Rising sea levels across the world may mean that all of the Arctic ice may be free by 2030, scientists have warned urging immediate action to tackle climate change.
According to a report in ENN (Environmental News Network), researchers were astounded when, in the fall of 2007, they discovered that the year-round ice pack in the Arctic Ocean had lost some 20 percent of its mass in just two years, setting a new record low since satellite imagery began documenting the terrain in 1978.
This massive reduction has allowed an ice-free shipping lane to open through the fabled Northwest Passage along northern Canada, Alaska and Greenland.
While the shipping industry, which now has easy northern access between the Atlantic and Pacific oceans, may be cheering this "natural" development, scientists worry about the impact of the resulting rise in sea levels around the world.

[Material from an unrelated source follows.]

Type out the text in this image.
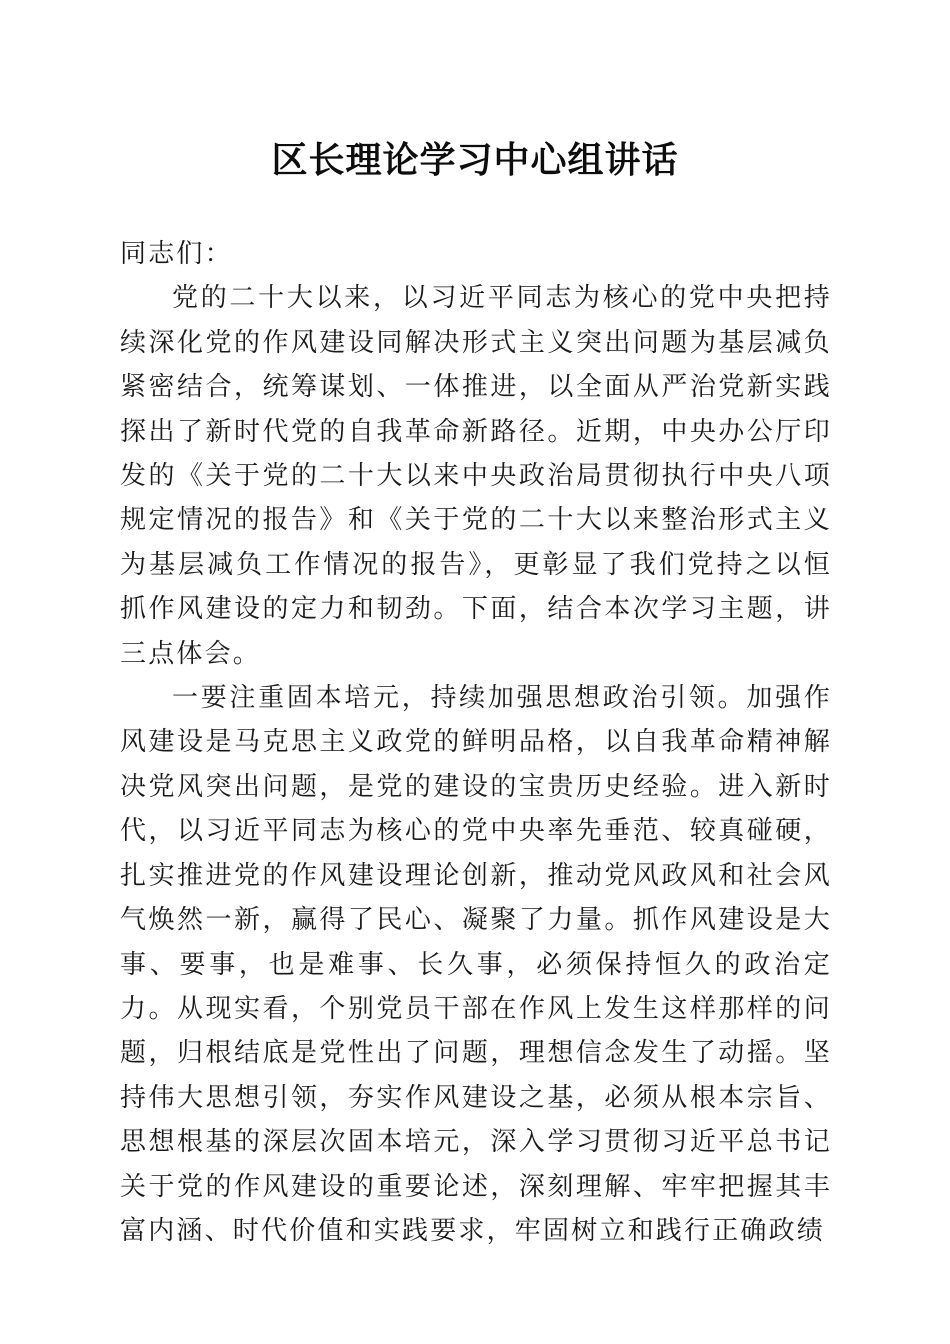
区长理论学习中心组讲话

同志们：

党的二十大以来，以习近平同志为核心的党中央把持续深化党的作风建设同解决形式主义突出问题为基层减负紧密结合，统筹谋划、一体推进，以全面从严治党新实践探出了新时代党的自我革命新路径。近期，中央办公厅印发的《关于党的二十大以来中央政治局贯彻执行中央八项规定情况的报告》和《关于党的二十大以来整治形式主义为基层减负工作情况的报告》，更彰显了我们党持之以恒抓作风建设的定力和韧劲。下面，结合本次学习主题，讲三点体会。

一要注重固本培元，持续加强思想政治引领。加强作风建设是马克思主义政党的鲜明品格，以自我革命精神解决党风突出问题，是党的建设的宝贵历史经验。进入新时代，以习近平同志为核心的党中央率先垂范、较真碰硬，扎实推进党的作风建设理论创新，推动党风政风和社会风气焕然一新，赢得了民心、凝聚了力量。抓作风建设是大事、要事，也是难事、长久事，必须保持恒久的政治定力。从现实看，个别党员干部在作风上发生这样那样的问题，归根结底是党性出了问题，理想信念发生了动摇。坚持伟大思想引领，夯实作风建设之基，必须从根本宗旨、思想根基的深层次固本培元，深入学习贯彻习近平总书记关于党的作风建设的重要论述，深刻理解、牢牢把握其丰富内涵、时代价值和实践要求，牢固树立和践行正确政绩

With about a third of the world's population living within 300 feet of an ocean coastline, sea level rise is a big deal.
According to the Intergovernmental Panel on Climate Change, made up of leading climate scientists, sea levels have risen some 3.1 millimeters per year since 1993.
The World Wildlife Fund (WWF) reports that low-lying island nations, especially in equatorial regions, have been hardest hit by this phenomenon, and some are threatened with total disappearance. Rising seas have already swallowed up two uninhabited islands in the Central Pacific.